In the following examples, only the options unique to the example are specified. For clarity, required options such as authentication credentials, output destination and study number are omitted.

Example 3.28. Select and filter using data from two different plates

Export complete data records from plate 6. Filter those records to include only instances where records with matching keys on plate 1 have a date variable, S1DATE with a value of 01/01/06.

-Pnum 6 -ANY "1:$(S1DATE) == 01/01/06"


Example 3.29. Module-based export

The structure of data exported from a module varies dependent upon whether all of the fields are instanced on a single plate, or on multiple plates.

Consider a study containing a module, BASE, that collects baseline data in fields HEIGHT, WEIGHT, the data across two records as in:

-Mname BASE
73|180||
||120|70
65|145||
||110|65

To generate the previous single record output requires a little more work, specifically:

-Mname BASE -joinALL "1[HEIGHT,WEIGHT] | 2[SYSTOLIC,DIASTOLIC]"
73|180|120|70
65|145|110|65


Example 3.30. Export eSignature records with a specific name

The eSignature name is stored in the eSignature module.
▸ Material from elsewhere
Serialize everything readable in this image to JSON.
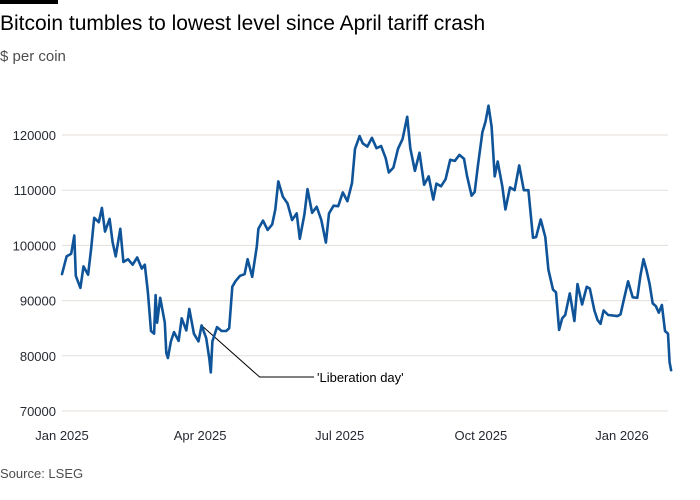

Export records signed by 'Jack'. Several specifications are possible as illustrated here.

-Mname eSignature -expr '$(SigName) == "Jack"'

This is the most specific filter - the signature name field must contain exactly "Jack" and nothing else.

-Mname eSignature -expr 'tolower($(SigName)) ~ "jack"'

This is a less specific filter - the signature name field can contain a case insensitive variation of "Jack" somewhere in the value. Note that this also selects values like "Jackson", "Alex Jack" and "Wojack".

-Mname eSignature -pattern "jack"

This is the least specific filter and selects each eSignature module record that contains a case insensitive match for "jack" anywhere in the record.




[1] This output format matches the output from DFlistplates.rpc.

[2] DFexport typically uses a word to specify an option while DFexport.rpc uses an option letter.

[3] For backwards compatibility, the legacy status keywords (clean, dirty, error, CLEAN, DIRTY, ERROR, missed, primary, secondary, all) are currently supported but will be removed in a future release. Do not rely upon the availability of the legacy status keywords.

[4] Matching occurs before any output formatting (such as variable decoding or string splitting) is applied.

[5] Choice and check field values are NOT zero-padded and hence substring extraction for those data types may yield unexpected or unreliable results.

[6] This option has no effect when applied to exported query or reason records.

[7] If DFexport is invoked from a cron facility, absolute pathnames are highly recommended.